ASNC Task Force on Women and Heart Disease: Perfusion Imaging in Women
American Society of Nuclear Cardiology · Consensus statement
BlueRipple Assessment
For most of cardiology’s history, the model patient was a man, and the diagnostic tests were validated on men. This 2003 ASNC task force report is one of the early, deliberate efforts to fix that — to ask how heart disease should be detected in women specifically.
The problem it addresses is real and underappreciated.
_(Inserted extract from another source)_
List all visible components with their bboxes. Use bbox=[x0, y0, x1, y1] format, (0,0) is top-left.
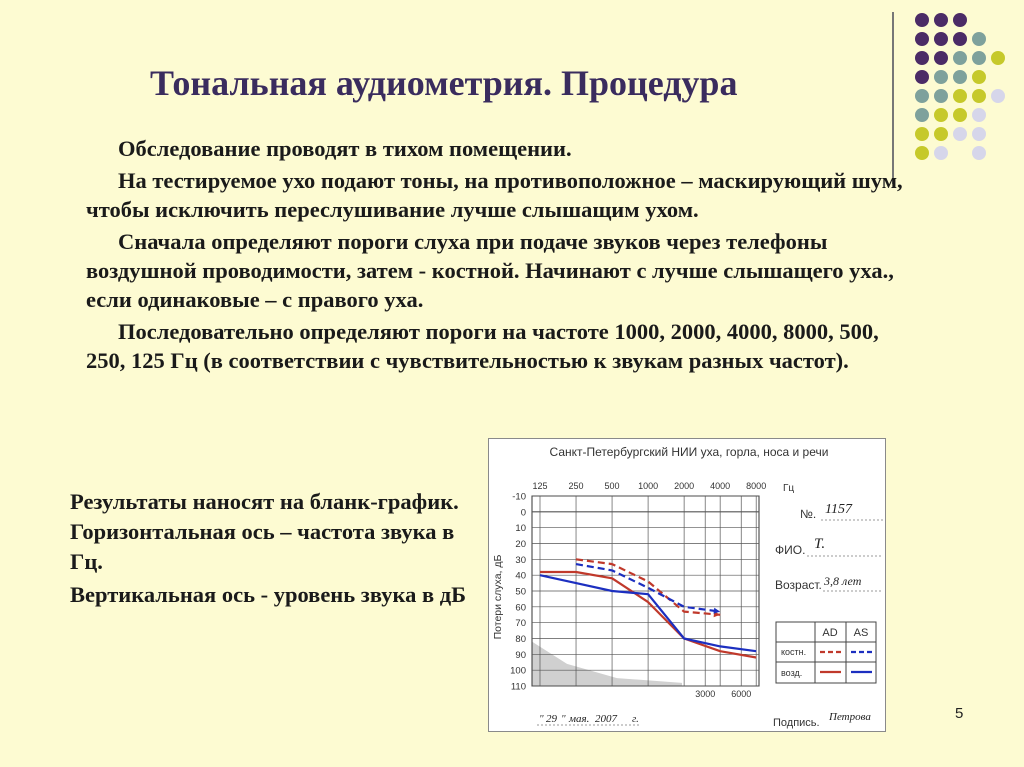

Women present with coronary disease differently, the standard exercise ECG performs less reliably in them, and the consequences of a missed diagnosis fall heavily on a group long assumed to be lower-risk. The task force argued that myocardial perfusion imaging, which looks at blood flow to the heart muscle rather than relying on the ECG alone, offered a more dependable answer in women, and it began to set out how that imaging should be used.
The honest caveat is the document itself. It is a brief, early consensus statement from a single subspecialty society, and the full text is not readily available for detailed appraisal — so it is best understood as a signpost in the history of sex-specific cardiac testing rather than a comprehensive modern protocol. The field, and the imaging technology, have advanced considerably since.
We rate the evidence moderate. Its lasting value is directional: it helped legitimize the idea that diagnostic strategy should account for sex — a principle now woven into mainstream guidelines, but not yet obvious when this was written.
The original source
Mieres JH, Shaw LJ, Hendel RC, et al. A report of the American Society of Nuclear Cardiology Task Force on Women and Heart Disease (writing group on perfusion imaging in women). J Nucl Cardiol. 2003 Jan-Feb;10(1):95-101. doi: 10.1067/mnc.2003.130362.